寧天涯臉色一冷,道:「是輸是贏現在為時尚早呢。」
他知道林凡一定輸了,可,他此時不能拆自家兒子的台,也只能強硬的違心開口。
「呵呵、看來大哥也被權利蒙蔽了雙眼,如此勝負分名的戰局,卻是看不清。」寧海角譏笑,且道:「孩子們的賭斗,無非就是玩意,要不,你我兄弟也來一句比斗如何?」
寧天涯眼神虛眯,至於還在上空的林凡,簡直就無語了,他覺得自己好像被動的卷入一場權利爭奪的漩渦之中。
「如何斗?」寧天涯陰森詢問。
「若林凡勝,我此時掌管的三十條進葯路線,便統統交給大哥。」寧海角呵呵笑著,有恃無恐。
寧天涯眼神一縮。
他身為嫡系一脈,早就想改變旁系可以嫡系爭奪家族位的傳統了,可,旁系掌控的四十條進葯路線,像是掐住了嫡系的軟肋。
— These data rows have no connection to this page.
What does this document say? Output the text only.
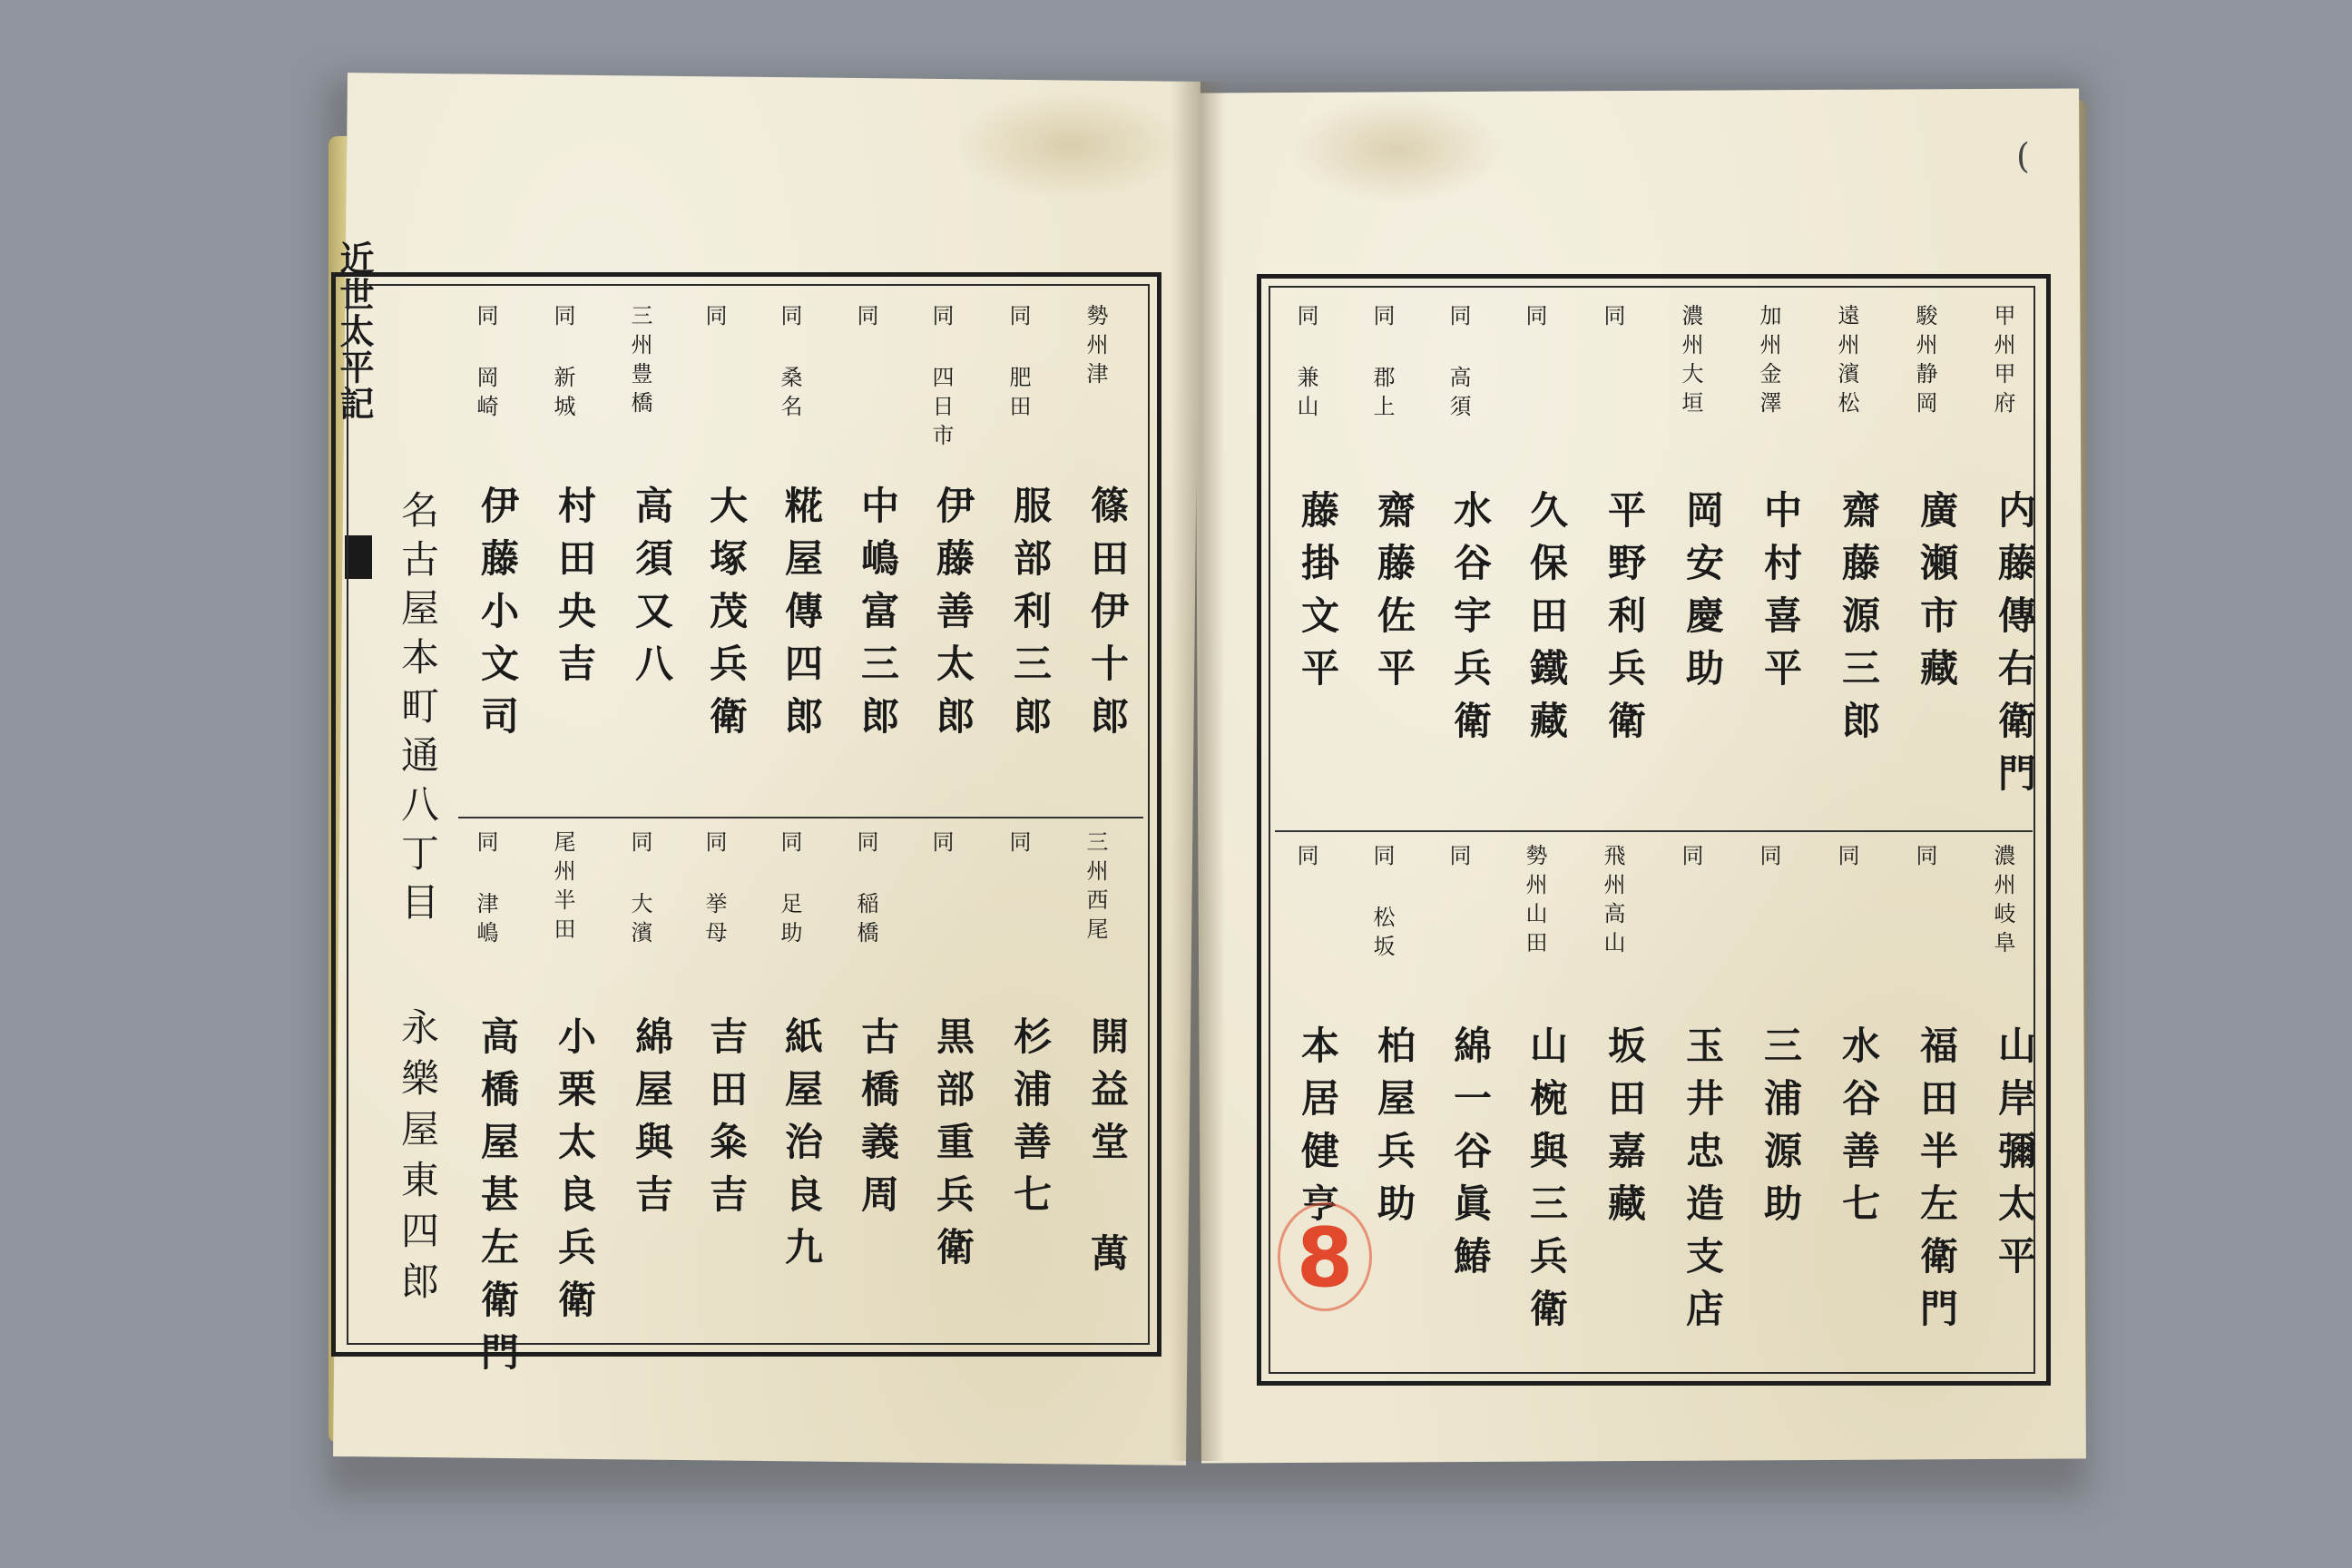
近世太平記	勢州津
篠田伊十郎
同 肥田
服部利三郎
同 四日市
伊藤善太郎
同
中嶋富三郎
同 桑名
糀屋傳四郎
同
大塚茂兵衛
三州豊橋
高須又八
同 新城
村田央吉
同 岡崎
伊藤小文司
三州西尾
開益堂 萬
同
杉浦善七
同
黒部重兵衛
同 稲橋
古橋義周
同 足助
紙屋治良九
同 挙母
吉田粂吉
同 大濱
綿屋與吉
尾州半田
小栗太良兵衛
同 津嶋
高橋屋甚左衛門
名古屋本町通八丁目
永樂屋東四郎
甲州甲府
内藤傳右衛門
駿州静岡
廣瀬市藏
遠州濱松
齋藤源三郎
加州金澤
中村喜平
濃州大垣
岡安慶助
同
平野利兵衛
同
久保田鐵藏
同 高須
水谷宇兵衛
同 郡上
齋藤佐平
同 兼山
藤掛文平
濃州岐阜
山岸彌太平
同
福田半左衛門
同
水谷善七
同
三浦源助
同
玉井忠造支店
飛州高山
坂田嘉藏
勢州山田
山椀與三兵衛
同
綿一谷眞鰆
同 松坂
柏屋兵助
同
本居健亨
8
(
要知道,無論是他寧家還是張家等,都是煉葯家族,而想要煉制丹葯,首先當然是要煉丹師,在其後,當然就是看葯材的儲備,沒有葯材,在怎么逆天的煉丹師,也不過是巧婦難為無米之炊。
而此時,這寧海角,竟然提出用三十條進葯路線為賭注,他,動心了。
可他也知道,寧海角既然提出這等賭注,那么,想要的自然也更多,寒聲道:「若林凡敗,你想要什么?」
寧海角道:「我要我寧家三十丹堂!」
寧天涯瞳孔猛然一縮!
寧家是煉丹家族,自然需要對外銷售,也只有四十丹堂,而這寧海角,竟然是想要這家族的經濟來源!
「敢、還是不敢?」寧海角眼神虛眯,綻放危險幅度。
寧天涯不語,隨後,寧海角哈哈一笑,他輕蔑的掃了一眼林凡,譏誚道:「大哥不敢也正常,如此黃口小兒,螻蟻之輩,怎么看都是一副短命相。」
林凡怒從心中起!
這寧海角兩父子,真將他是泥捏的?
「寧家主,何不如賭一場?」他開口了,很平靜。
寧天涯眼神虛眯,他身旁一個嫡系長老怒道:「黃口小兒,此地沒有你說話的份。」
另一個道:「我現在懷疑,你根本就是寧海角父子安排在公子身邊的人,就為了促成這等不公的戰斗,從而大道不可告人的目的。」
林凡眼神一冷:「寧家家教便是如此?本尊與寧家主說話呢,由你們說話的份?」
隨後,滔天威壓壓蓋而下,此時,這些發言諷刺與怒罵的長老,一個個臉色都蒼白,他們眼中出現的,再也不是那個少年模樣的男子,而是一方世界之主,位高權重,手掌萬靈生死!
林凡冷哼一聲,滔天威壓不見,他看向寧海角,冷厲點指,喝道:「老狗,本尊無意參入寧家內斗,可既然你父子這般想要將我用作過河之石,攀登之梯,那便好好看著。」